Educating Children On Pulses
As an Extension Educator I found this an opportunity to introduce pulses to children through our summer programming in Scotts Bluff and Morrill Counties in Nebraska. Creating a culinary experience for children and allowing them to assist in food preparation makes children eager to give it a try and they often ask for seconds when they’ve helped prepare their own food!
In my effort to educate children about introducing healthy snack options, teach culinary skills, and introduce pulses, I searched for recipes that might appeal to children. My search lead me to Mango Black Bean Salsa and Roasted Chickpeas (garbanzo beans). In order to make them more kid friendly I altered the recipes by omitting the onions and using a light dusting of spices. Since I may be introducing some spices that may be new to children I only gave a light dusting of the seasoning or spices. In the month of June we introduced pulses to approximately 250 children K- 5th grade. The children gave our recipes a “thumbs up!”

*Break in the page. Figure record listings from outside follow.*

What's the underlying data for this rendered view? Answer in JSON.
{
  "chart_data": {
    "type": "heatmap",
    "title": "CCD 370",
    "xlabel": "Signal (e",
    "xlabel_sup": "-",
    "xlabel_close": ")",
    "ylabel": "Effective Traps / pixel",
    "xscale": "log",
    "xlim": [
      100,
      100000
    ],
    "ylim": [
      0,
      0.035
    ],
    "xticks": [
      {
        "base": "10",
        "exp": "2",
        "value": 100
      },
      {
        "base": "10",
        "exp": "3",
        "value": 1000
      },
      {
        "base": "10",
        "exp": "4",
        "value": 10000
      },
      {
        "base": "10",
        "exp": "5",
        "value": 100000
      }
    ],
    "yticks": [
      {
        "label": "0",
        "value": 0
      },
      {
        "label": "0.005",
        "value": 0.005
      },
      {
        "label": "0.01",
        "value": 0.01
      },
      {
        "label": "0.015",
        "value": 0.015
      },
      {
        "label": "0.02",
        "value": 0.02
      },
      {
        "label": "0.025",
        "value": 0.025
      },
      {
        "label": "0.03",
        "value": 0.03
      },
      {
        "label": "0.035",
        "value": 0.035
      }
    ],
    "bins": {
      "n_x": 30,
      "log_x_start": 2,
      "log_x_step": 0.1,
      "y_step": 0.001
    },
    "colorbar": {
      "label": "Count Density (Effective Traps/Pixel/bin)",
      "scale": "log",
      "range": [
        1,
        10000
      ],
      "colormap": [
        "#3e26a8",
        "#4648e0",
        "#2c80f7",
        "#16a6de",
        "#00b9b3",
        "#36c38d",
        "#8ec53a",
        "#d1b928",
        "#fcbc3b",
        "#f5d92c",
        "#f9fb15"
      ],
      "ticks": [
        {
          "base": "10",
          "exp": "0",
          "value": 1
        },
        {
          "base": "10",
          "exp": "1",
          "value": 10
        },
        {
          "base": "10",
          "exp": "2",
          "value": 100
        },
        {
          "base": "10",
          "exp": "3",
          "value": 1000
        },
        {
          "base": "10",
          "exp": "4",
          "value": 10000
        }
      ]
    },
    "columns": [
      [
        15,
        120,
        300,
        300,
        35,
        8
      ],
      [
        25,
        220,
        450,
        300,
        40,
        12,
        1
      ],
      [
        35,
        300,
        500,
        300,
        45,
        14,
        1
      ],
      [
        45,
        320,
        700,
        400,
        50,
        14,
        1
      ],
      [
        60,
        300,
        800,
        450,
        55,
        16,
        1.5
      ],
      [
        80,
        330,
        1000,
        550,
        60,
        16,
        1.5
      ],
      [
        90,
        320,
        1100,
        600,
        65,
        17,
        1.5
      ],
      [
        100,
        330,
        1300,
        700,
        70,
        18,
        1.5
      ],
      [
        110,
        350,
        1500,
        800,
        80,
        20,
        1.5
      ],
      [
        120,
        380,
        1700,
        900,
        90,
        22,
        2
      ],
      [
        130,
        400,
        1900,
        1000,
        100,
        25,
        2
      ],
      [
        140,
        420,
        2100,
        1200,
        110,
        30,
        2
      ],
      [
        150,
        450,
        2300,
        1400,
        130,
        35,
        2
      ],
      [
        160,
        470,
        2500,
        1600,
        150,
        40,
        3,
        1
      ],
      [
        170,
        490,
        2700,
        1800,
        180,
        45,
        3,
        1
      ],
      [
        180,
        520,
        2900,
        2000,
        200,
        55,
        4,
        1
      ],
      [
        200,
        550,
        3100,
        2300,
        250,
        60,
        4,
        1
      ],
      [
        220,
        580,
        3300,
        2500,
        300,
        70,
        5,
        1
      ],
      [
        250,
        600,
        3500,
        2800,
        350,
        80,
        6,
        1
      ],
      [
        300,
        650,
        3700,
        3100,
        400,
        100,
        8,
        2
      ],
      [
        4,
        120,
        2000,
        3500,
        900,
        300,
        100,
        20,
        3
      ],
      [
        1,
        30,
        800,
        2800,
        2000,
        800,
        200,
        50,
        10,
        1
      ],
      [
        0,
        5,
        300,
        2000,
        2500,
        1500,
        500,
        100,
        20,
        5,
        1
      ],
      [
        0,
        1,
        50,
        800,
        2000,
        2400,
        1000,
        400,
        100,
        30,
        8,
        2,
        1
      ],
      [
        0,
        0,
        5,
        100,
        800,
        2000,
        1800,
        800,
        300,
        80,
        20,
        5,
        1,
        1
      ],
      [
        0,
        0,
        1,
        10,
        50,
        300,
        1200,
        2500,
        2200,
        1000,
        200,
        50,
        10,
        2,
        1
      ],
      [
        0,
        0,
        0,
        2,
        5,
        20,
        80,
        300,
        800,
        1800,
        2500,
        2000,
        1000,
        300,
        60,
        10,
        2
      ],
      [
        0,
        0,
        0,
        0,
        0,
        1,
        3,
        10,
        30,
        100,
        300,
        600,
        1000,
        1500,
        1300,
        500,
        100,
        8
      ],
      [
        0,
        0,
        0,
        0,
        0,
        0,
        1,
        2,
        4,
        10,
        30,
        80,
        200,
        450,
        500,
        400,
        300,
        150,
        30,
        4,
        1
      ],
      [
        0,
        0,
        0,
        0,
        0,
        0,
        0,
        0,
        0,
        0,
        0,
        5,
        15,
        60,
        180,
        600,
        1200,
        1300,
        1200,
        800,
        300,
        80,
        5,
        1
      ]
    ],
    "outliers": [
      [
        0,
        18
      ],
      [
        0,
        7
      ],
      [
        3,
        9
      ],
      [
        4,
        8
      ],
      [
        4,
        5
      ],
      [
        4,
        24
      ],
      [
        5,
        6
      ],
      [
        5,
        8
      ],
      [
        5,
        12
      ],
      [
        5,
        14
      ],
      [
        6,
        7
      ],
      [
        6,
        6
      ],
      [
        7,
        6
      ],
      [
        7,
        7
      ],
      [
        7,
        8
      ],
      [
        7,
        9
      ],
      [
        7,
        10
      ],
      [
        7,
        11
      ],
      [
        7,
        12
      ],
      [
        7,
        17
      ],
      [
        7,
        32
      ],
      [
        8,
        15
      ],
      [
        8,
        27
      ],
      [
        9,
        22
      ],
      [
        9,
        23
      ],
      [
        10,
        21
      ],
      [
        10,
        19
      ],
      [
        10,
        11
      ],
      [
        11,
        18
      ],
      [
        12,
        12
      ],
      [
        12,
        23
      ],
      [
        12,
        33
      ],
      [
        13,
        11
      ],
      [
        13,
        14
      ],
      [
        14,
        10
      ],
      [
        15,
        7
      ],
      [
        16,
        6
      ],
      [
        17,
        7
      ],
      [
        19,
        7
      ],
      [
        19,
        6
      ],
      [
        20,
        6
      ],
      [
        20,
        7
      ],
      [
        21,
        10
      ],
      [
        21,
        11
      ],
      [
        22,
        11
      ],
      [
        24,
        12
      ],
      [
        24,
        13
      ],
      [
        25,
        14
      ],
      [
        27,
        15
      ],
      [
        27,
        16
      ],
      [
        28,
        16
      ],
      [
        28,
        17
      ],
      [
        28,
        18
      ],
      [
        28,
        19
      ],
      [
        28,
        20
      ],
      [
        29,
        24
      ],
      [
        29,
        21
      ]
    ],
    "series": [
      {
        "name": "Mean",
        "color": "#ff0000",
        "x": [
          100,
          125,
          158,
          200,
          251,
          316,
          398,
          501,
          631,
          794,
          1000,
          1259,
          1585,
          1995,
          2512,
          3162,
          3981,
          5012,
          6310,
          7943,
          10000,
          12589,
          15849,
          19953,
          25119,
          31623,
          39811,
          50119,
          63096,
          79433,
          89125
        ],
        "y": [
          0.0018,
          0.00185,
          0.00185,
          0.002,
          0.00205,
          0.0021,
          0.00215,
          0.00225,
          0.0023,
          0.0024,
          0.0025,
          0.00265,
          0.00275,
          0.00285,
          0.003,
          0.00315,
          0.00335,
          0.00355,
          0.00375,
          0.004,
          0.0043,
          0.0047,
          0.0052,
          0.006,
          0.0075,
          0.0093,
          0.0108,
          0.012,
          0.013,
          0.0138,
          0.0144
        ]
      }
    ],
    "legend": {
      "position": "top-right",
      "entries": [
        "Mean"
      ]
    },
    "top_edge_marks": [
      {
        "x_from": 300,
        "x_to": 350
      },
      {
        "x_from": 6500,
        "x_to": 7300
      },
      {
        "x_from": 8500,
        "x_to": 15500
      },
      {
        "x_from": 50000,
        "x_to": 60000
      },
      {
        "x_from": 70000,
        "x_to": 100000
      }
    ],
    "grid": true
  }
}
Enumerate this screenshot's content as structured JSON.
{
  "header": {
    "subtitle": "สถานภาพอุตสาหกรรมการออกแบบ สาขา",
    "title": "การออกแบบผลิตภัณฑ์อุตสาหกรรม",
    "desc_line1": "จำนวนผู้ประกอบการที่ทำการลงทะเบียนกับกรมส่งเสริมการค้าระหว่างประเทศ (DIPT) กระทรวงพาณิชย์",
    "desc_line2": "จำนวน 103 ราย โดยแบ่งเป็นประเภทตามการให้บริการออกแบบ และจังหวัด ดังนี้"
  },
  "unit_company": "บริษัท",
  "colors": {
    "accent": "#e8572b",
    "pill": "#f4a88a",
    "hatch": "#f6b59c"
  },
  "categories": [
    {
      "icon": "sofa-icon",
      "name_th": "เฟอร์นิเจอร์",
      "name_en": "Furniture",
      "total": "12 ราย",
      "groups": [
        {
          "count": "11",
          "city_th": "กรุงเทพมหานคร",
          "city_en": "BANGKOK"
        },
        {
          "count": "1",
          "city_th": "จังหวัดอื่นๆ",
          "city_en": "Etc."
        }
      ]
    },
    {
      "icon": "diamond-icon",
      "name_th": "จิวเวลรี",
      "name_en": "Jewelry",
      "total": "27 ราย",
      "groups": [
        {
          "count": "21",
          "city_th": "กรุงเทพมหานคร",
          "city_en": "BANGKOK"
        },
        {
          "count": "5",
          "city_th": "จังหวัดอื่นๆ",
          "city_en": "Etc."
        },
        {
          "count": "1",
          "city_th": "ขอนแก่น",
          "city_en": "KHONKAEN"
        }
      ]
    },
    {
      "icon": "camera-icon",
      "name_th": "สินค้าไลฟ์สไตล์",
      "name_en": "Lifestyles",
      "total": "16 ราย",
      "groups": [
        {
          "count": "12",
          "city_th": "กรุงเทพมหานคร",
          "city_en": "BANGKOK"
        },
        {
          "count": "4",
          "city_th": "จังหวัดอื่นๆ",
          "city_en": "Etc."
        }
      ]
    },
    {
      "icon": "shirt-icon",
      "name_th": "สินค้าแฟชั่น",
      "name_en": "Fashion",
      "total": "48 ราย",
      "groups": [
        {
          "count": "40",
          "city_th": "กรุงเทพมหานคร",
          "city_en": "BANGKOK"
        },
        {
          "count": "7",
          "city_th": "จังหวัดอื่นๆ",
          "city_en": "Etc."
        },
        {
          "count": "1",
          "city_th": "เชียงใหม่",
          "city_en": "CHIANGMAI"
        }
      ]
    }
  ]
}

Tips For Cooking with Children
- Make certain you are aware of the food allergies that may be present in the children you are working with.

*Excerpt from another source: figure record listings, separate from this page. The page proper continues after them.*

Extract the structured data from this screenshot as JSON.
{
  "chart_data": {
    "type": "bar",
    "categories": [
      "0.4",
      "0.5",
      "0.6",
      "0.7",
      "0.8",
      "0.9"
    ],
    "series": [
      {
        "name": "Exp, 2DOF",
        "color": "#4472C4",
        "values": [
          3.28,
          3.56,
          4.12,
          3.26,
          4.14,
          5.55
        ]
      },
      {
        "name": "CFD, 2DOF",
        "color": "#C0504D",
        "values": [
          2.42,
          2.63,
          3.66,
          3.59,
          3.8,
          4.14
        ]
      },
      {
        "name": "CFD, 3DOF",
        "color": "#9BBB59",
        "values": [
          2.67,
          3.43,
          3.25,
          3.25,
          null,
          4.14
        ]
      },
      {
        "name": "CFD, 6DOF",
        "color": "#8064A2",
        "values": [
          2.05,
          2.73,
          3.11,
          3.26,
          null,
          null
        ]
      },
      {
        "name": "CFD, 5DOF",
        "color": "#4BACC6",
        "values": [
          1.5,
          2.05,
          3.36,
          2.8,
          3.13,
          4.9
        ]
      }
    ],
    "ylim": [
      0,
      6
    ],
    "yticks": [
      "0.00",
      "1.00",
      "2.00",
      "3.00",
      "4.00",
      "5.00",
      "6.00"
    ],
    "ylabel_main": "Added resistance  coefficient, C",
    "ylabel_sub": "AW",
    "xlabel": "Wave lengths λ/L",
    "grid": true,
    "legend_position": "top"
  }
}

- Many children often struggle with the textures of foods, especially with legumes, as their taste buds are changing and evolving. Always ask them to give it a try! They might not have liked it before, but because of their changing tastes, they may like it this time.
- Always make the first serving a small “tasting serving” and remind them that they can always have more if they would like.
- Ask children: How might you change these recipes? What other fruits would you add to the salsa instead of mangos? What other types of seasonings could you add to the chickpeas?
- Have copies of the recipes so that the children can take home to share with parents.
Black Bean Salsa
- 1 mango
- 1 can (15 oz.) black beans
- 1 can (7 oz.) Mexicorn
- ¼ cup fresh cilantro chopped
- 1 tsp. garlic salt
- ¼ tsp. ground cumin (Instead of using garlic salt or cumin try using 1-2 tsps. of taco seasoning)
- Wash and peel the mango. Cut into cubes.
- In a medium bowl, combine all ingredients and mix well.
- Refrigerate until ready to use.
- Serve with tortilla chips. (You can also make your own tortilla chips by cutting corn tortillas into triangles and baking them in the oven!)
- 1 can chickpeas (15 oz.), rinsed and drained
- 1 Tbsp. olive oil
- ¼ tsp. ground cumin
- ¼ teaspoon garlic salt (Instead of cumin or garlic salt substitute with taco seasoning)
- Preheat oven to 450 F.
- Spread chickpeas on a paper towel to remove excess liquid. It’s important to make certain the chickpeas are dry the more liquid they have in them the longer they take to cook.
- In a small bowl, combine olive oil, cumin, garlic salt. Add chickpeas and toss to coat evenly.
- Spread in a single layer on a baking sheet with a rim. Roast for 30-35 minutes or until chickpeas are crunchy. Occasionally shake the pan to ensure even browning.
- Remove from the oven and cool. Store in an airtight container for up to 2 days.